From the organisations perspective it doesn’t matter if the goal is achieved with 5 or 300 people, as long as it is achieved, but it feels wasteful to me.
I’d also kind of require the goals that are achieved to be the ‘right’ goals to qualify it as competence.
It’s hard to call a general that leads his army orderly into a trap competent.
> An ability to operate reasonably effectively under the constraints of bounded rationality is an ingredient of competence.
Sure, and that’s a reasonable argument for the claim that the less senior manager with the budget is competent if she refuses to reduce it, because she understands that it will not be increased again after the crisis is over.
But it’s not a good reason to call the senior manager who doesn’t understand the situation “competent”. The root cause of problem is that her rationality is too bounded, which I would prefer to call “incompetence”.
> But it’s not a good reason to call the senior manager who doesn’t understand the situation “competent”.
I'm not so sure that this is actually true... It certainly seems like a certain flavor/kind of "competency", for a manager to wander into unfamiliar territory, or come across an unfamiliar topic, and to have the wherewithal to then say, "well I don't understand why we have a $10M budget, and I don't understand what will happen if we reduce it to a $6M, gee my rationality is extremely bounded... but I know enough about management in general, to know that making big changes is risky, and all my underlings keep telling me that cutting budget to $6M is a terrible idea --> therefore, despite my too-bounded rationality, I will be competent enough to realize that not changing anything is the safer path (even if I don't fully understand why, and even if I have no crystal ball to predict next year's budget process)"
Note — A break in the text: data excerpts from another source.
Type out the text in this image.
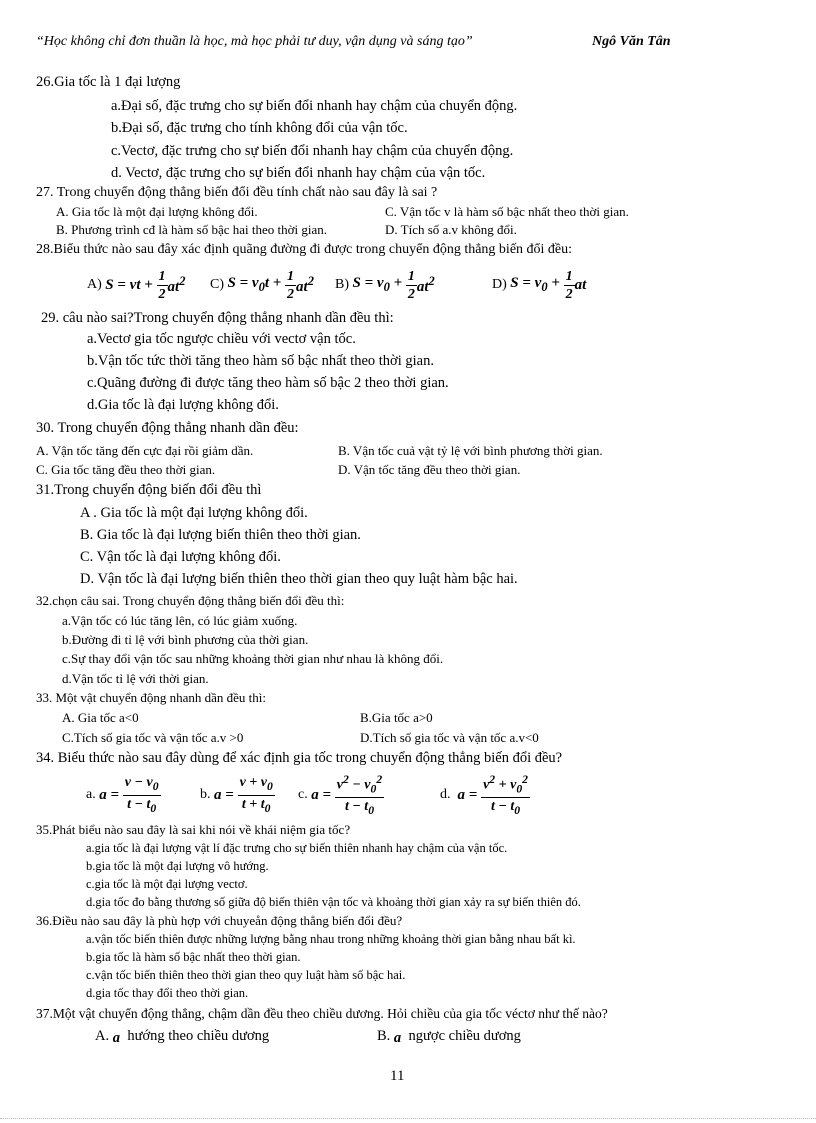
“Học không chỉ đơn thuần là học, mà học phải tư duy, vận dụng và sáng tạo”	Ngô Văn Tân
26.Gia tốc là 1 đại lượng
a.Đại số, đặc trưng cho sự biến đổi nhanh hay chậm của chuyển động.
b.Đại số, đặc trưng cho tính không đổi của vận tốc.
c.Vectơ, đặc trưng cho sự biến đổi nhanh hay chậm của chuyển động.
d. Vectơ, đặc trưng cho sự biến đổi nhanh hay chậm của vận tốc.
27. Trong chuyển động thẳng biến đổi đều tính chất nào sau đây là sai ?
A. Gia tốc là một đại lượng không đổi.	C. Vận tốc v là hàm số bậc nhất theo thời gian.
B. Phương trình cđ là hàm số bậc hai theo thời gian.	D. Tích số a.v không đổi.
28.Biểu thức nào sau đây xác định quãng đường đi được trong chuyển động thẳng biến đổi đều:
A)
S = vt + $\frac{1}{2} at^2$ C)
$S = v_0t + \frac{1}{2} at^2$ B)
$S = v_0 + \frac{1}{2} at^2$	D)
$S = v_0 + \frac{1}{2}$ at
29. câu nào sai?Trong chuyển động thẳng nhanh dần đều thì:
a.Vectơ gia tốc ngược chiều với vectơ vận tốc.
b.Vận tốc tức thời tăng theo hàm số bậc nhất theo thời gian.
c.Quãng đường đi được tăng theo hàm số bậc 2 theo thời gian.
d.Gia tốc là đại lượng không đổi.
30. Trong chuyển động thẳng nhanh dần đều:
A. Vận tốc tăng đến cực đại rồi giảm dần.	B. Vận tốc cuả vật tỷ lệ với bình phương thời gian.
C. Gia tốc tăng đều theo thời gian.	D. Vận tốc tăng đều theo thời gian.
31.Trong chuyển động biến đổi đều thì
A . Gia tốc là một đại lượng không đổi.
B. Gia tốc là đại lượng biến thiên theo thời gian.
C. Vận tốc là đại lượng không đổi.
D. Vận tốc là đại lượng biến thiên theo thời gian theo quy luật hàm bậc hai.
32.chọn câu sai. Trong chuyển động thẳng biến đổi đều thì:
a.Vận tốc có lúc tăng lên, có lúc giảm xuống.
b.Đường đi tỉ lệ với bình phương của thời gian.
c.Sự thay đổi vận tốc sau những khoảng thời gian như nhau là không đổi.
d.Vận tốc tỉ lệ với thời gian.
33. Một vật chuyển động nhanh dần đều thì:
A. Gia tốc a<0	B.Gia tốc a>0
C.Tích số gia tốc và vận tốc a.v >0	D.Tích số gia tốc và vận tốc a.v<0
34. Biểu thức nào sau đây dùng để xác định gia tốc trong chuyển động thẳng biến đổi đều?
a.
$a = \frac{v - v_0}{t - t_0}$	b.
$a = \frac{v + v_0}{t + t_0} c$.
$a = \frac{v^2 - v_0^2}{t - t_0}$	d.
$a = \frac{v^2 + v_0^2}{t - t_0}$
35.Phát biểu nào sau đây là sai khi nói về khái niệm gia tốc?
a.gia tốc là đại lượng vật lí đặc trưng cho sự biến thiên nhanh hay chậm của vận tốc.
b.gia tốc là một đại lượng vô hướng.
c.gia tốc là một đại lượng vectơ.
d.gia tốc đo bằng thương số giữa độ biến thiên vận tốc và khoảng thời gian xảy ra sự biến thiên đó.
36.Điều nào sau đây là phù hợp với chuyeån động thẳng biến đổi đều?
a.vận tốc biến thiên được những lượng bằng nhau trong những khoảng thời gian bằng nhau bất kì.
b.gia tốc là hàm số bậc nhất theo thời gian.
c.vận tốc biến thiên theo thời gian theo quy luật hàm số bậc hai.
d.gia tốc thay đổi theo thời gian.
37.Một vật chuyển động thẳng, chậm dần đều theo chiều dương. Hỏi chiều của gia tốc véctơ như thế nào?
A. a hướng theo chiều dương	B. a ngược chiều dương
11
Maybe you would just call that having "self-awareness of their own bounds"? And if you have self-awareness than maybe that automatically disqualifies you from being "too bounded"? But absent arbitrary semantic rules like that, the ability to make wise choices with imperfect understanding or large gaps in knowledge, is itself a demonstrable and valuable skill that some people have, others can learn, and also some that will utterly fail to ever grok.